Jade Lally (Shaftesbury Barnet Harriers; Andrew Neal) leads the hopes in the women’s discus. Since winning bronze last time out, the Mitcham-born thrower has completed training sessions with Australia’s home hope Dani Stevens, the 2014 champion who beat Lally at an event in Sydney a fortnight ago.

After bronze four years ago, Jade Jones (New Marske Harriers Club; Ian Thompson) returns for the T54 1500m. Four years before that, in Delhi, Katrina Hart (Birchfield Harriers; Robert Ellchuk) won gold T38 100m. Joining her in the squad for a debut Commonwealths is Paralympic and world champion Sophie Hahn (Charnwood AC; Joseph McDonnell).

A strong women’s long jump roster includes Jazmin Sawyers (City of Stoke AC; Lance Brauman), who returns in search of one better than the silver she won in Glasgow. Sawyers, who features on Jerusalem, the official Team England anthem, is joined by European indoor silver medallist Lorraine Ugen (Thames Valley Harriers; Shawn Jackson) and world silver medallist Shara Proctor (Birchfield Harriers; Rana Reider). Proctor leads the trio this year after a windy 6.83m to finish third at the warm up event in Brisbane, but all three could win medals in the final next Thursday.

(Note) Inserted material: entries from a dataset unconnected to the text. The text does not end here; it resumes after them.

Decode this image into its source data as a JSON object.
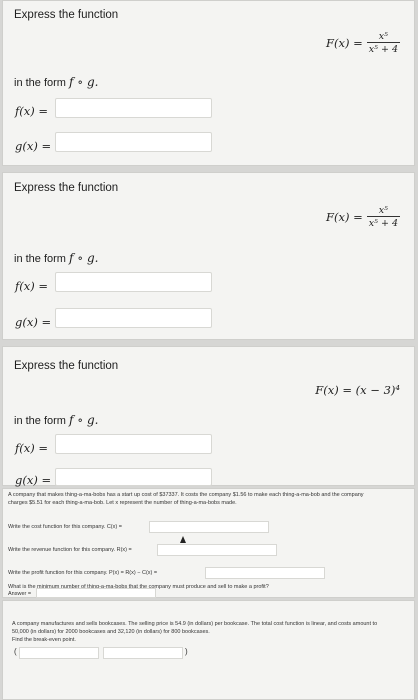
{
  "problem1": {
    "heading": "Express the function",
    "formula_lhs": "F(x) =",
    "formula_num": "x⁵",
    "formula_den": "x⁵ + 4",
    "form_prefix": "in the form",
    "form_expr": "f ∘ g.",
    "f_label": "f(x) =",
    "g_label": "g(x) ="
  },
  "problem2": {
    "heading": "Express the function",
    "formula_lhs": "F(x) =",
    "formula_num": "x⁵",
    "formula_den": "x⁵ + 4",
    "form_prefix": "in the form",
    "form_expr": "f ∘ g.",
    "f_label": "f(x) =",
    "g_label": "g(x) ="
  },
  "problem3": {
    "heading": "Express the function",
    "formula": "F(x) = (x − 3)⁴",
    "form_prefix": "in the form",
    "form_expr": "f ∘ g.",
    "f_label": "f(x) =",
    "g_label": "g(x) ="
  },
  "problem4": {
    "intro_line1": "A company that makes thing-a-ma-bobs has a start up cost of $37337. It costs the company $1.56 to make each thing-a-ma-bob and the company",
    "intro_line2": "charges $5.51 for each thing-a-ma-bob. Let x represent the number of thing-a-ma-bobs made.",
    "cost_label": "Write the cost function for this company. C(x) =",
    "revenue_label": "Write the revenue function for this company. R(x) =",
    "profit_label": "Write the profit function for this company. P(x) = R(x) − C(x) =",
    "min_label": "What is the minimum number of thing-a-ma-bobs that the company must produce and sell to make a profit?",
    "answer_label": "Answer ="
  },
  "problem5": {
    "intro_line1": "A company manufactures and sells bookcases. The selling price is 54.9 (in dollars) per bookcase. The total cost function is linear, and costs amount to",
    "intro_line2": "50,000 (in dollars) for 2000 bookcases and 32,120 (in dollars) for 800 bookcases.",
    "prompt": "Find the break-even point.",
    "paren_open": "(",
    "paren_close": ")"
  }
}
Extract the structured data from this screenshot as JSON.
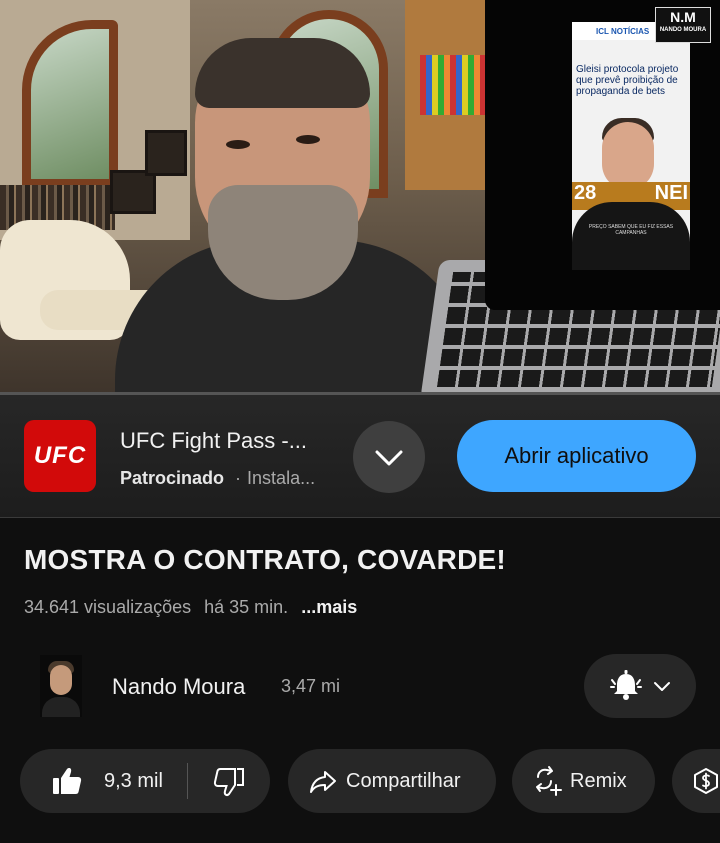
{
  "overlay": {
    "logo_big": "N.M",
    "logo_small": "NANDO MOURA"
  },
  "video_screen": {
    "site_header": "ICL NOTÍCIAS",
    "headline": "Gleisi protocola projeto que prevê proibição de propaganda de bets",
    "num_left": "28",
    "num_right": "NEI",
    "caption": "PREÇO SABEM QUE EU FIZ ESSAS CAMPANHAS"
  },
  "ad": {
    "logo_text": "UFC",
    "title": "UFC Fight Pass -...",
    "sponsored": "Patrocinado",
    "separator": "·",
    "install": "Instala...",
    "open_button": "Abrir aplicativo",
    "colors": {
      "logo_bg": "#d20a0a",
      "button_bg": "#3ea6ff"
    }
  },
  "video": {
    "title": "MOSTRA O CONTRATO, COVARDE!",
    "views": "34.641 visualizações",
    "time": "há 35 min.",
    "more": "...mais"
  },
  "channel": {
    "name": "Nando Moura",
    "subscribers": "3,47 mi"
  },
  "actions": {
    "likes": "9,3 mil",
    "share": "Compartilhar",
    "remix": "Remix"
  },
  "icons": [
    "bell-icon",
    "chevron-down-icon",
    "thumbs-up-icon",
    "thumbs-down-icon",
    "share-icon",
    "remix-icon",
    "thanks-icon"
  ]
}
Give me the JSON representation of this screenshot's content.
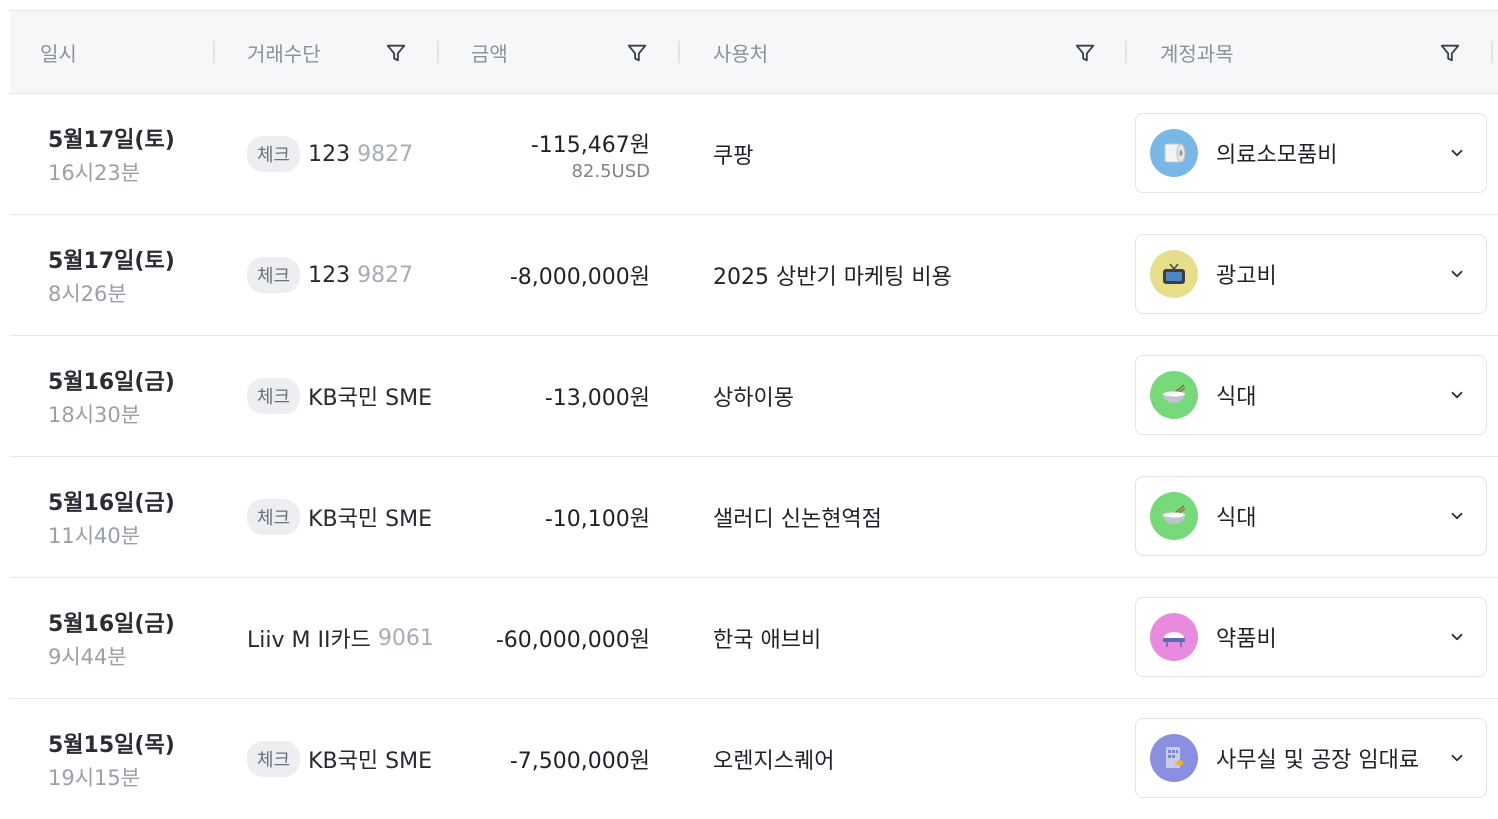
{
  "header": {
    "date": "일시",
    "method": "거래수단",
    "amount": "금액",
    "merchant": "사용처",
    "account": "계정과목"
  },
  "rows": [
    {
      "date": "5월17일(토)",
      "time": "16시23분",
      "badge": "체크",
      "method_name": "123",
      "method_number": "9827",
      "amount": "-115,467원",
      "amount_sub": "82.5USD",
      "merchant": "쿠팡",
      "account": "의료소모품비",
      "icon": "toilet-paper-icon",
      "icon_bg": "#79b7e6"
    },
    {
      "date": "5월17일(토)",
      "time": "8시26분",
      "badge": "체크",
      "method_name": "123",
      "method_number": "9827",
      "amount": "-8,000,000원",
      "amount_sub": "",
      "merchant": "2025 상반기 마케팅 비용",
      "account": "광고비",
      "icon": "television-icon",
      "icon_bg": "#e7de8c"
    },
    {
      "date": "5월16일(금)",
      "time": "18시30분",
      "badge": "체크",
      "method_name": "KB국민 SME",
      "method_number": "",
      "amount": "-13,000원",
      "amount_sub": "",
      "merchant": "상하이몽",
      "account": "식대",
      "icon": "rice-bowl-icon",
      "icon_bg": "#78d97a"
    },
    {
      "date": "5월16일(금)",
      "time": "11시40분",
      "badge": "체크",
      "method_name": "KB국민 SME",
      "method_number": "",
      "amount": "-10,100원",
      "amount_sub": "",
      "merchant": "샐러디 신논현역점",
      "account": "식대",
      "icon": "rice-bowl-icon",
      "icon_bg": "#78d97a"
    },
    {
      "date": "5월16일(금)",
      "time": "9시44분",
      "badge": "",
      "method_name": "Liiv M II카드",
      "method_number": "9061",
      "amount": "-60,000,000원",
      "amount_sub": "",
      "merchant": "한국 애브비",
      "account": "약품비",
      "icon": "pill-icon",
      "icon_bg": "#e88bde"
    },
    {
      "date": "5월15일(목)",
      "time": "19시15분",
      "badge": "체크",
      "method_name": "KB국민 SME",
      "method_number": "",
      "amount": "-7,500,000원",
      "amount_sub": "",
      "merchant": "오렌지스퀘어",
      "account": "사무실 및 공장 임대료",
      "icon": "office-building-icon",
      "icon_bg": "#8a8fe0"
    }
  ]
}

England won medals in every relay event in Glasgow, including gold in the men’s 4x400m. Jamaica won every other relay title and will be the team to challenge, especially with the likes of double Olympic champion Elaine Thompson in their squad. Yet England retain much of their core relay squad from four years ago, including Team Co-Captain Anyika Onuora (Liverpool Harriers, Coach: Rana Reider), and should challenge in each race.

Onuora and Tom Bosworth (Tonbridge AC; Andi Drake) have commented on the Commonwealth Games’ importance for emerging athletes. Besides experience, Team England contains exciting talent – the time has nearly arrived for them to show it to the world.

The first athletics action of the Commonwealth Games is on Sunday 8 April with Bosworth, Callum Wilkinson and Gemma Bridge competing in the 20km race walk events from 7am (10pm UK time).